On Friday, a guy harassed individuals entering one of the largest synagogues in the Detroit region. Local police waived him away.
On Sunday, he was detained on suspicion of “ethnic intimidation.”
Two days after a video surfaced showing local police investigating and releasing Hassan Chokr despite his claims that he meant to go to another synagogue, Chokr was detained on Sunday.
Families were dropping off kids at the early childhood facility on Friday morning when Chokr allegedly yelled antisemitic and racial threats outside Temple Beth El, a Reform synagogue in Bloomfield Hills, Michigan.
The architecturally noteworthy Beth El, the first synagogue in Michigan, towers over Bloomfield Hills, one of Detroit’s most largely Jewish suburbs.
According to Rabbi Mark Miller, senior rabbi of Temple Beth El, “he was angry and extremely abusive, shouting obscenity about ‘F Israel’ and ‘F the Jews’ — and threatening them, shrieking at them that if they support Israel, they will pay or he will get them.”
Miller claimed that Chokr also referred to security personnel at the synagogue in a discriminatory manner.
The event occurs amid a wave of terrifying threats to synagogues across several states.
A man who reportedly threatened synagogues online was detained after coming to New York City and purchasing guns, while an 18-year-old who had sworn loyalty to ISIS was charged with making a comprehensive threat that affected every synagogue in the state.
In a statement announcing the charges against Chokr on Sunday, Oakland County Prosecutor Karen McDonald said, “Anti-semitic and racist threats or ethnic intimidation of any type will not be accepted in our society.”
The first hate crimes office was established by McDonald’s in the Detroit suburbs last year.

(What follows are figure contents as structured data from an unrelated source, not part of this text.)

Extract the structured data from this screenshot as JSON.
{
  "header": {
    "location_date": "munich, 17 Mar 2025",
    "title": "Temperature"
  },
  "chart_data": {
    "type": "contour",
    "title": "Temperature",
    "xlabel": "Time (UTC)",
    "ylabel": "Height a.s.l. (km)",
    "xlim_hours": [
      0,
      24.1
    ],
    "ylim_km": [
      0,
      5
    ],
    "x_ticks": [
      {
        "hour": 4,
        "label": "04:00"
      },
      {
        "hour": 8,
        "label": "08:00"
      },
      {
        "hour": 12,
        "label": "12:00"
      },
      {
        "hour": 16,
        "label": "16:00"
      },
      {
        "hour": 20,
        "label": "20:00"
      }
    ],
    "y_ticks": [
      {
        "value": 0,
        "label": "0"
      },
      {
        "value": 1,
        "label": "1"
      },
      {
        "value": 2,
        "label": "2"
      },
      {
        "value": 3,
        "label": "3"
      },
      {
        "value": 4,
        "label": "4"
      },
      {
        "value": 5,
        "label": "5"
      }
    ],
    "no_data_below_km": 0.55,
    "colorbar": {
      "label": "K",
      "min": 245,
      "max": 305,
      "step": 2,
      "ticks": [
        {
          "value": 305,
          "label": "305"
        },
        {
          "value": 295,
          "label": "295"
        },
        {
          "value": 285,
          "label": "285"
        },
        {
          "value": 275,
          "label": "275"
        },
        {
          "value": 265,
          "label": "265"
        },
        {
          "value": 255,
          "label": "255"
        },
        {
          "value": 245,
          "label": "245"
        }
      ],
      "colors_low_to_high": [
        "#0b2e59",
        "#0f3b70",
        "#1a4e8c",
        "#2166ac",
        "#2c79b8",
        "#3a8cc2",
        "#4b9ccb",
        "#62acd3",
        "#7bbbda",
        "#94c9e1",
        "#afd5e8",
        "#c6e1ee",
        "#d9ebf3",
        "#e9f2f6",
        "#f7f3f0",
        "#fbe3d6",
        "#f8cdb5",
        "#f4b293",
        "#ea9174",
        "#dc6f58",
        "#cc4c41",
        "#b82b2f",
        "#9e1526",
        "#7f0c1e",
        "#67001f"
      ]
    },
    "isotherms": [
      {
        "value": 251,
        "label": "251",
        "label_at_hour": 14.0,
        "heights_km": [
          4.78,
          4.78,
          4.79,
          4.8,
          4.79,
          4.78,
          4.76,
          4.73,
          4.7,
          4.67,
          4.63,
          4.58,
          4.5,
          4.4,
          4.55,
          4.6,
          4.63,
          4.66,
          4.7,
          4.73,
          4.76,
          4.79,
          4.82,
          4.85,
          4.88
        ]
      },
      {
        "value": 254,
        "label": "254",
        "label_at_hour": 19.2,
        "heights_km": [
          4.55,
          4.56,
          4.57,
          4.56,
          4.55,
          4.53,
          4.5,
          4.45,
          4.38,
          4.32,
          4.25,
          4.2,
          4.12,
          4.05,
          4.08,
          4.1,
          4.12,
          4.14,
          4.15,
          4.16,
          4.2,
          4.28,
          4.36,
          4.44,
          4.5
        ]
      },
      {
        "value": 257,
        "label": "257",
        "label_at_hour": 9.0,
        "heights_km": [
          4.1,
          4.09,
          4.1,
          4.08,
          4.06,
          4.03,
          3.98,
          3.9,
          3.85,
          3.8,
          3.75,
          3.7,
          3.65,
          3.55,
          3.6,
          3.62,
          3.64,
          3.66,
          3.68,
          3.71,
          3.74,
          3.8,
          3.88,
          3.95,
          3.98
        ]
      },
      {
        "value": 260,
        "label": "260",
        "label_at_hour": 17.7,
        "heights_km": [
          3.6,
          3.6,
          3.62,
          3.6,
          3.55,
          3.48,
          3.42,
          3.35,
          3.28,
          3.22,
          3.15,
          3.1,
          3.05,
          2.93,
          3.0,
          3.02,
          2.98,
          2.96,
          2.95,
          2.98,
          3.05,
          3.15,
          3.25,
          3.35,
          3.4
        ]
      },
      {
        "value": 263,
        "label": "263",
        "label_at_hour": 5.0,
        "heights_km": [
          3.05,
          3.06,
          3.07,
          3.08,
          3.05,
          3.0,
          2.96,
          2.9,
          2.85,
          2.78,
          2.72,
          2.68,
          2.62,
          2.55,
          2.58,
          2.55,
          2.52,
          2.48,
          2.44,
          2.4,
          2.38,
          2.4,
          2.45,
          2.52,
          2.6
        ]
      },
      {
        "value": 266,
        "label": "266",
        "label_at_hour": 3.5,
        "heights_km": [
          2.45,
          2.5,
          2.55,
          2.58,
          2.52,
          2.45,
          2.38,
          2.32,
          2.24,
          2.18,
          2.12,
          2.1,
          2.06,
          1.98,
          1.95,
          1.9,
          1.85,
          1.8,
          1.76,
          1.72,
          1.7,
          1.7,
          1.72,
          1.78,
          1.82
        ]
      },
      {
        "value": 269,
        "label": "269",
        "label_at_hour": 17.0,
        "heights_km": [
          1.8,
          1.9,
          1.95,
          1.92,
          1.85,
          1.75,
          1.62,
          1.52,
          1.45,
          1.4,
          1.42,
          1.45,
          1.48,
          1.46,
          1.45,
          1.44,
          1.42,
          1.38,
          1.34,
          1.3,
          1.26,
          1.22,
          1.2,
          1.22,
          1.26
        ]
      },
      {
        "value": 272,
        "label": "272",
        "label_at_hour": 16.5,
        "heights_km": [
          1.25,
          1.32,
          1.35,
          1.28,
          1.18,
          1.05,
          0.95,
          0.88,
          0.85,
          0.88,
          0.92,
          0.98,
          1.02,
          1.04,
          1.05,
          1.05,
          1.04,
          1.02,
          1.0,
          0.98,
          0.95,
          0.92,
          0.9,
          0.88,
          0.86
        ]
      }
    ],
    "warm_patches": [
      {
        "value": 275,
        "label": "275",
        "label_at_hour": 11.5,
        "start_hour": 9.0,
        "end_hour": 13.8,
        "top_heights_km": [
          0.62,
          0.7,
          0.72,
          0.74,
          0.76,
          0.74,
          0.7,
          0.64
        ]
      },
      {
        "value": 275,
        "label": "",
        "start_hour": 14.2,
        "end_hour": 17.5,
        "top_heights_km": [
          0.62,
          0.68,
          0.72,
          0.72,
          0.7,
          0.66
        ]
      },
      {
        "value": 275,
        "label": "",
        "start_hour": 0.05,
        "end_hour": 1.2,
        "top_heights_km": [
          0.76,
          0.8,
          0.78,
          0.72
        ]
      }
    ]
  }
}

Following complaints about how the Bloomfield Township Police Department handled their initial run-in with Chokr when they responded to a call from the security director of Beth El, charges were brought against him.
According to a statement the department shared on Facebook on Friday, “the person was released from the scene pending further investigation and was told not to return to the Temple Beth El.”
According to a police statement and local media sources, Chokr was detained until his arraignment on two counts of ethnic intimidation in his hometown of Dearborn, about 30 miles from Bloomfield Hills.